Ranked 18 out of 57


Overall Score: 48

Indicators of Influence

These seven key indicators highlight interference from the tobacco industry in Israel.

No. 1

Industry participation in policy development:

Indicator Score:

14 / 20

There are no indications in the public record of the existence of committees or official meetings in government ministries to which representatives of tobacco and smoking companies are invited.

In 2018, Philip Morris’s legal representative proposed the exclusion of e-mail from the blanket ban on advertising. The proposal was accepted and approved by the members of Knesset, provided the email recipients are 21 and older and gave their prior written consent.

Moreover, the cigar importers’ proposal to exclude cigars from plain packaging and emissions reporting requirements was also accepted.

No. 2

Tobacco industry-related CSR activities:

Indicator Score:

0 / 20

No such incidents have been identified for the 2017-2019 period by the government or its agencies or officials.

No. 3

Benefits given to the tobacco industry:

Indicator Score:

7 / 20

The Health Ministry’s initial treatment of heated tobacco products, specifically Philip Morris’s IQOS, and their exclusion from the Law Limiting the Advertising and Marketing of Tobacco Products, included preferential treatment of one smoking product over others, as noted in petition HCJ 2269/17 submitted by the Dubek Co. to the Supreme Court against the Minister of Health.

Following an order on the taxation of rolling tobacco signed in February 2019, which limits the size of the packs to 30-50 grams, an application came through for an extension of the deadline for using up inventory in the original packaging from February 2019 to January 2020. The extension was approved.

No. 4

Unnecessary interaction with the tobacco industry:

Indicator Score:

0 / 20

Throughout 2018, as part of the regulatory process relating to e-cigarettes, JUUL publicized details of actions it took to prevent the sale of its products to minors in a range of media channels and even offered to help the Ministry of Health with this issue. The Ministry of Health declined these offers.

No. 5

Procedure for transparency measures:

Indicator Score:

7 / 20

In January 2017, following an investigation that revealed the arrangement of meetings with the Minister of Health and senior Ministry officials in exchange for payments, a new chapter dedicated to reporting meetings with tobacco and smoking industry representatives was added.

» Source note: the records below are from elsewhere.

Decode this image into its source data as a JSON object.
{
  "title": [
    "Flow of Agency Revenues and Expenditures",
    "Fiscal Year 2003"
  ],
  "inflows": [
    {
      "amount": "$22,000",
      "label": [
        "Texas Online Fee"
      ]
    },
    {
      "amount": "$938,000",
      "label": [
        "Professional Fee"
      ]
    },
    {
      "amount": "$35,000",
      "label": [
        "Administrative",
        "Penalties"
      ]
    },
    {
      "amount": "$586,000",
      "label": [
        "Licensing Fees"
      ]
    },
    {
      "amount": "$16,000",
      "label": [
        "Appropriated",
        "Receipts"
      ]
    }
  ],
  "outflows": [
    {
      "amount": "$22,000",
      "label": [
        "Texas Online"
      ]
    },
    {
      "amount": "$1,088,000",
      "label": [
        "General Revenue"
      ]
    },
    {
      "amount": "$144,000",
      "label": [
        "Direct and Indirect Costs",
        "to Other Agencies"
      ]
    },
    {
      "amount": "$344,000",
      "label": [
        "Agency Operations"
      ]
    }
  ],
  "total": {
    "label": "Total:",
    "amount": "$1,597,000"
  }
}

At the same time, in preparation for a decision on the taxation of heated tobacco products, the economist Arthur Laffer arrived in Israel on behalf of Philip Morris in May 2017, and met with the Director General of the Ministry of Finance. The very existence of this meeting was only revealed in retrospect, in the media.

The requirement to report meetings with the tobacco industry is limited only to the Ministry of Health and does not apply to other government agencies. There is also no registry of tobacco industry entities, their affiliate organizations or representatives such as lawyers acting on their behalf.

No. 6

Avoiding conflicts of interest:

Indicator Score:

6 / 20

No such incidents were identified for the 2017-2019 period. However, there is the phenomenon of parliamentary advisers and assistants transitioning to positions in tobacco companies, sometimes without a “cooling off period” after holding a position in government.

No. 7

Preventive measures:

Indicator Score:

14 / 30

There are no indications in the public record that a Knesset member is restricted from receiving a draft bill from tobacco and smoking companies.

In November 2018, the Ministry of Health published the “Rules for commercial-related engagements by health institutions: Director General’s circular 11/2018,” which regulates the issue in general, without specific reference to tobacco and smoking companies.


These are ways Israel can deter interference from the tobacco industry:

  • The requirement to report meetings with the tobacco and nicotine industry, currently limited to the Ministry of Health, must be extended to apply to the whole government.
  • A registry of tobacco and nicotine industry entities, their affiliate organizations and representatives must be established.
  • Since there are instances of former government officials moving to the tobacco and nicotine industry, a policy must be put in place which provides a cooling period of at least three years.
  • Rules for commercial-related engagement by health institutions should be extended to apply to the whole government to prevent the tobacco and nicotine industry from approaching non-health sectors.